- Born: Raymond Stanley Tindle 8 October 1926 Streatham, London, England
- Died: 16 April 2022 (aged 95) Farnham, Surrey, England
- Citizenship: United Kingdom
- Known for: Tindle Newspapers Tindle Radio
- Spouse: Beryl Tindle
- Children: 1

= Ray Tindle =

British newspaper owner (1926–2022)

Sir Raymond Stanley Tindle (8 October 1926 – 16 April 2022) was a British newspaper and radio entrepreneur. He founded the Tindle Group of regional newspapers and radio stations.

==Early life==
Raymond Stanley Tindle was born at a nursing home in Streatham, London, England on 8 October 1926. After leaving school he went on to enlist in the 1st Battalion Devonshire Regiment, an infantry regiment in the British Army. He saw service in the Far East between 1944 and 1947, rising to the rank of captain. After wartime service he bought his first newspaper, the Tooting & Balham Gazette with his £250 demob payment.

==Career==
Tindle continued acquiring newspapers over the decades that followed, operating them as local titles. At its peak, the Tindle Group owned more than 220 publications. Tindle Newspapers Ltd now owns local papers and radio stations covering large parts of Wales, Surrey, Hampshire, Essex, Somerset, Devon and Cornwall, Ireland, the Channel Isles and the Isle of Man. Tindle attributed a great deal of the company's success to the fact it had always remained debt free. In the 1970s, Tindle was an early investor in Capital Radio.
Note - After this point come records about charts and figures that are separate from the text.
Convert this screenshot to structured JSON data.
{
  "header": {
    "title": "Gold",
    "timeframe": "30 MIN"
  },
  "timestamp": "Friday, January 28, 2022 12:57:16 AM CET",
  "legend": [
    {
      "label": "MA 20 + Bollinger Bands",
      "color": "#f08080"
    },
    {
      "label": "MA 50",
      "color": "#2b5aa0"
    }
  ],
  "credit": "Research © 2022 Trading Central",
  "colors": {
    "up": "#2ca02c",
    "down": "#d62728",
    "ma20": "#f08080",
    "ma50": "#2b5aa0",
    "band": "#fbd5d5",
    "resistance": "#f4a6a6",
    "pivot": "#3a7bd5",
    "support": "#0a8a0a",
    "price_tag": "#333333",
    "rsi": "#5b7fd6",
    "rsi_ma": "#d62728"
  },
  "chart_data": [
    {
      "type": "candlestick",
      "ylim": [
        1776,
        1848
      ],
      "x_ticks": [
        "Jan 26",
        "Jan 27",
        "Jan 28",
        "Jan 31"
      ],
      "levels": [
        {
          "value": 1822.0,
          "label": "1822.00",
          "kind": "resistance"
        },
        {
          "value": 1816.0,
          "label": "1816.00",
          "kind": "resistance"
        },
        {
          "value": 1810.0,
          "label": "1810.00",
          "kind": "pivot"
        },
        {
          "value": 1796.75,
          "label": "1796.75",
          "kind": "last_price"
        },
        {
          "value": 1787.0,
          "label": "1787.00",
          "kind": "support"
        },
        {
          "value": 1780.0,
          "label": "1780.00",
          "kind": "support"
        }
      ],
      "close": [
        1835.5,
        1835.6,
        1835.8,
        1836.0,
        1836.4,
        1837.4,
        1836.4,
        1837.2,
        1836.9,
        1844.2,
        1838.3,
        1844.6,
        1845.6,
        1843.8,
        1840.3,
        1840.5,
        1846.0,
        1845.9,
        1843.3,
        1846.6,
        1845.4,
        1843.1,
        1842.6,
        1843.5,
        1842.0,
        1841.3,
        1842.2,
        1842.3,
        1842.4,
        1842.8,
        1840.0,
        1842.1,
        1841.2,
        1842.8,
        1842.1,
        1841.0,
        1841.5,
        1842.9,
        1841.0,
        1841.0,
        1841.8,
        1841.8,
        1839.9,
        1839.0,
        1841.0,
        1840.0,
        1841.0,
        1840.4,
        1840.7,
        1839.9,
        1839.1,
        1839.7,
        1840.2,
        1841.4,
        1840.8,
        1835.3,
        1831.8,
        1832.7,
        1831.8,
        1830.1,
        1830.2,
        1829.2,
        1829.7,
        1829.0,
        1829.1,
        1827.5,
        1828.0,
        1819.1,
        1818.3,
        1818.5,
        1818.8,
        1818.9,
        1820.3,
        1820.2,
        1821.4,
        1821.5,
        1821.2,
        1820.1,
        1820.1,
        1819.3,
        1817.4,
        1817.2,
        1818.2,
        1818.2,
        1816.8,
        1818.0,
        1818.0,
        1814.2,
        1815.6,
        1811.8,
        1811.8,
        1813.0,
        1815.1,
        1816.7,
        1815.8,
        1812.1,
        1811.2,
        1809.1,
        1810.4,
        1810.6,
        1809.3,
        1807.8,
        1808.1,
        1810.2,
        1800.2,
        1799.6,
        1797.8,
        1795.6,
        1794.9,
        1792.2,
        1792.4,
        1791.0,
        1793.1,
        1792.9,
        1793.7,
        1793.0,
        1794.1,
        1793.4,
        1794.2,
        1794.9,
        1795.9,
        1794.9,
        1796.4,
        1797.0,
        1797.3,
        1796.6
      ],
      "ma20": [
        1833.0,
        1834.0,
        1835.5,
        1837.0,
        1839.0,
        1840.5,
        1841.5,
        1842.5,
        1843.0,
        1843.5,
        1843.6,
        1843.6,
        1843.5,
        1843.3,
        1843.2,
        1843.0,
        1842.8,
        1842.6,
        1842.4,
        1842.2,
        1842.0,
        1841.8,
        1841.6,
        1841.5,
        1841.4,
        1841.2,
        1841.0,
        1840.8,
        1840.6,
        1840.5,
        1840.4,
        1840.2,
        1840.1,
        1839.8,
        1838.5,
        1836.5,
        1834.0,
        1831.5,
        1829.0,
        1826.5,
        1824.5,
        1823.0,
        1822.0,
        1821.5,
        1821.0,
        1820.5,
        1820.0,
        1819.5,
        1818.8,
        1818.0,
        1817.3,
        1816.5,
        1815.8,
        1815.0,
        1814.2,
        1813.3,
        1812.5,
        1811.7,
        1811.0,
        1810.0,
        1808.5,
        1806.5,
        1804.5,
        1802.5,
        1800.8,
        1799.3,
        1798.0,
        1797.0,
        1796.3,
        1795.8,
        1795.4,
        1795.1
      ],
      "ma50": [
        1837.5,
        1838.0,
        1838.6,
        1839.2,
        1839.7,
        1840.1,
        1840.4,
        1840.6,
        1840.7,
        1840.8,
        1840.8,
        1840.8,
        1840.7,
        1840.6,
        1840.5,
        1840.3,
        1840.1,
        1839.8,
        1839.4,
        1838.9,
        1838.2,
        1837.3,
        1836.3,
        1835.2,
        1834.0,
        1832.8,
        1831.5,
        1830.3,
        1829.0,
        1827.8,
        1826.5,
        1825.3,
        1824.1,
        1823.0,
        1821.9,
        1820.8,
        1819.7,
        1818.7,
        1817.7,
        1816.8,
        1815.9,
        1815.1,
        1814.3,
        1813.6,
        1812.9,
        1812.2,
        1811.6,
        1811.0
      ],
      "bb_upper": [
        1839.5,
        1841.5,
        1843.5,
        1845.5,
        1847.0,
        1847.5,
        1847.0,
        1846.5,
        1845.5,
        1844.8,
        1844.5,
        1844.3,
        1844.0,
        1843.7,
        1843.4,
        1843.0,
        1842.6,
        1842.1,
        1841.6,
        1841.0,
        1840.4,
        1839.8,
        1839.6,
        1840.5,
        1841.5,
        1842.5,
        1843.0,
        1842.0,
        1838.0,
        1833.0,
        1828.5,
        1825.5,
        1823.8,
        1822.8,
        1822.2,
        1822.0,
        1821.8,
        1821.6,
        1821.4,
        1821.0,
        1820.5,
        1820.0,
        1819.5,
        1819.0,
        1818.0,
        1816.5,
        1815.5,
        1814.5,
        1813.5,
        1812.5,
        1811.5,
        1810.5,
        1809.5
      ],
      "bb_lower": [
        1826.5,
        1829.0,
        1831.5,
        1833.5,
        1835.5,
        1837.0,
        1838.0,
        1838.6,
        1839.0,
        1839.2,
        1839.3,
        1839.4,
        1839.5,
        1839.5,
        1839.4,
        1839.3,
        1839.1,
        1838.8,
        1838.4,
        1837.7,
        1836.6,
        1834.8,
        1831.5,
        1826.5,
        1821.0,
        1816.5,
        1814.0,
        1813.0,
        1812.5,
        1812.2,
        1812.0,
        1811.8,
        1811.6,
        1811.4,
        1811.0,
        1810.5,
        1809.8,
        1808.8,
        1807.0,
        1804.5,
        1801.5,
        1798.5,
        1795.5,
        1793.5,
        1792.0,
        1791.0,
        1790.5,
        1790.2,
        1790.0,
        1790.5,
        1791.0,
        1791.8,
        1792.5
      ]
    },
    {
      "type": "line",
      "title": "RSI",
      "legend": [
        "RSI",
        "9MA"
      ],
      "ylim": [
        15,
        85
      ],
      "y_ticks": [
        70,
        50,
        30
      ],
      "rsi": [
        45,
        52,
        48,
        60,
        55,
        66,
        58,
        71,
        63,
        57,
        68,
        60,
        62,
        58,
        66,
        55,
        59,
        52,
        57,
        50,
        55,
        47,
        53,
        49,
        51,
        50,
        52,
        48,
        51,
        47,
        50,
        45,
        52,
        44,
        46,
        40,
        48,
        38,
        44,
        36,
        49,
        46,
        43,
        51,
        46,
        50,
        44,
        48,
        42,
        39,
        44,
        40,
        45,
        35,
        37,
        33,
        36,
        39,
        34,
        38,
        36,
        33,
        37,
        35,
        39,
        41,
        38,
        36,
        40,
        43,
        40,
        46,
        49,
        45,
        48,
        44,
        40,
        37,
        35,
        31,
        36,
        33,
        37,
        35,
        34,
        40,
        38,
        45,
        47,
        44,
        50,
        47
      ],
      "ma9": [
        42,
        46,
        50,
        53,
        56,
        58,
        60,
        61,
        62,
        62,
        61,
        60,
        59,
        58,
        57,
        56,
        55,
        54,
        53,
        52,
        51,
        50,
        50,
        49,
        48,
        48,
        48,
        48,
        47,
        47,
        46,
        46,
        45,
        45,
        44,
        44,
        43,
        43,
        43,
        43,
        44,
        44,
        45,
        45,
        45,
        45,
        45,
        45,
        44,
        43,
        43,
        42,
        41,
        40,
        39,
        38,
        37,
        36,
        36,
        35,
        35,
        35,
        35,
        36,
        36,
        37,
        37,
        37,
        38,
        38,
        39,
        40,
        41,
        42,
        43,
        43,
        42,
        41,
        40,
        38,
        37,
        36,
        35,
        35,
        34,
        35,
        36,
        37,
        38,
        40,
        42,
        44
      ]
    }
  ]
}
In 1998, he sold back his shares in the company to buy Island FM in Guernsey, the first local station to form part of the Tindle Radio group.

He retired as chairman of the Surrey Advertiser in 1977 after 35 years and also as a director for 18 years on the main board of The Guardian & Manchester Evening News. He was chairman for ten years of the Belfast News Letter, the UK's oldest provincial daily. Tindle was elected president of the Newspaper Society – the industry's highest honour – in 1971, and was its honorary treasurer for 14 years. He completed 50 years of involvement with the Newspaper Society in 2002. He was the founder chairman of the Weekly Newspaper Bureau and also a past president of the Wessex Newspaper Association, of the Greater London Newspaper Association and of the Young Newspaperman's Association. He was a Fellow of the Chartered Institute of Arbitrators, a Fellow of the Chartered Institute of Journalists, and a member of the Guild of Editors. Tindle became Master of the Worshipful Company of Stationers and Newspaper Makers in 1985 after some 20 years of service on several committees and of the Court.

In 2017, Tindle stepped down as chairman of the company at the age of 90. He was succeeded by his son Owen, but remained the group's president until his death.

==Death==
Tindle died at his home in Farnham, Surrey, on 16 April 2022, aged 95.

==Awards==
Tindle was appointed a Commander of the Order of the British Empire (CBE) in the 1987 Birthday Honours and was knighted in 1994 for services to the newspaper industry.

Tindle was an Honorary Fellow of the Surrey Institute of Art & Design which became the University for the Creative Arts, a Doctor of Letters at the University of Buckingham and was admitted to the Degree of Doctor at the University of Surrey in 2008.